Researchers at Texas A&M University have come up with an economical, green solution that can help underprivileged communities with their water and electricity needs. Their standalone water-energy nanogrid consists of a purification system that uses solar energy to decontaminate water. Furthermore, the setup, they said, is mathematically tuned to utilize solar energy optimally so that the water filtration is unhindered by the fluctuations of solar energy during the course of the day.
“To serve areas that are remote and isolated, the infrastructural cost of laying down new water pipes or setting up an electricity grid is enormous and can take a very long time,” said Le Xie, professor in the Department of Electrical and Computer Engineering. “To overcome these hurdles, we presented a cost-effective solution that uses solar energy to both purify water and generate electricity for basic household use.”
The researchers described their technology in the journal Applied Energy.
First, to cut the dependence on centralized sources of power and water, Xie, Chellam and their team, conceptualized an energy-water nanogrid, which is a standalone, truck-mountable filtration system whose pumps could run on solar-generated electricity. Next, they developed a cost-minimization mathematical scheme, called scenario-based optimization framework, that minimized the total expenditure for the standalone setup by selecting the type of filter, the number and size of solar panels and the size of the solar battery.
This model revealed that if nanofiltration, a type of purification technique, was used, harvesting solar energy just during peak availability was sufficient to run pumps and purify water. In other words, the water nanofiltration system was largely unaffected by the day-to-day vagaries in solar energy and could purify enough water to meet the weekly water needs of the community. In this way, any excess solar power that was not used for filtration could be stashed away either for storage in the battery pack or for other minor basic household needs, like charging cell phone batteries.
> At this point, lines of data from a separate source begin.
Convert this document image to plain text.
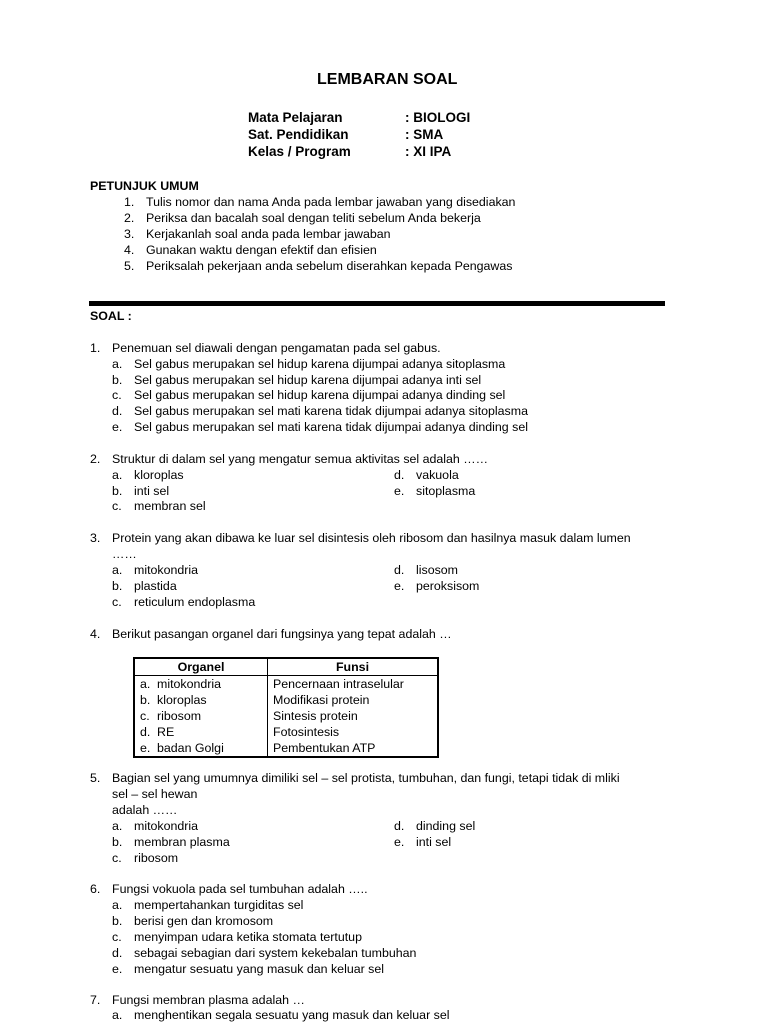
LEMBARAN SOAL
Mata Pelajaran	: BIOLOGI
Sat. Pendidikan	: SMA
Kelas / Program	: XI IPA
PETUNJUK UMUM
1. Tulis nomor dan nama Anda pada lembar jawaban yang disediakan
2. Periksa dan bacalah soal dengan teliti sebelum Anda bekerja
3. Kerjakanlah soal anda pada lembar jawaban
4. Gunakan waktu dengan efektif dan efisien
5. Periksalah pekerjaan anda sebelum diserahkan kepada Pengawas
SOAL :
1. Penemuan sel diawali dengan pengamatan pada sel gabus.
a. Sel gabus merupakan sel hidup karena dijumpai adanya sitoplasma
b. Sel gabus merupakan sel hidup karena dijumpai adanya inti sel
c. Sel gabus merupakan sel hidup karena dijumpai adanya dinding sel
d. Sel gabus merupakan sel mati karena tidak dijumpai adanya sitoplasma
e. Sel gabus merupakan sel mati karena tidak dijumpai adanya dinding sel
2. Struktur di dalam sel yang mengatur semua aktivitas sel adalah ……
a. kloroplas
b. inti sel
c. membran sel
d. vakuola
e. sitoplasma
3. Protein yang akan dibawa ke luar sel disintesis oleh ribosom dan hasilnya masuk dalam lumen
……
a. mitokondria
b. plastida
c. reticulum endoplasma
d. lisosom
e. peroksisom
4. Berikut pasangan organel dari fungsinya yang tepat adalah …
Organel	Funsi
a. mitokondria	Pencernaan intraselular
b. kloroplas	Modifikasi protein
c. ribosom	Sintesis protein
d. RE	Fotosintesis
e. badan Golgi	Pembentukan ATP
5. Bagian sel yang umumnya dimiliki sel – sel protista, tumbuhan, dan fungi, tetapi tidak di mliki
sel – sel hewan
adalah ……
a. mitokondria
b. membran plasma
c. ribosom
d. dinding sel
e. inti sel
6. Fungsi vokuola pada sel tumbuhan adalah …..
a. mempertahankan turgiditas sel
b. berisi gen dan kromosom
c. menyimpan udara ketika stomata tertutup
d. sebagai sebagian dari system kekebalan tumbuhan
e. mengatur sesuatu yang masuk dan keluar sel
7. Fungsi membran plasma adalah …
a. menghentikan segala sesuatu yang masuk dan keluar sel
Other contributors to the research include M. Sadegh Modarresi from Burns & McDonnell in Houston who obtained a doctorate from Texas A&M; Bilal Abada from the civil and environmental engineering department at Texas A&M, and S. Sivaranjani from the electrical and computer engineering department at Texas A&M.
This work was supported in part by the Texas A&M Engineering Experiment Station, the Texas A&M Energy Institute and the National Science Foundation.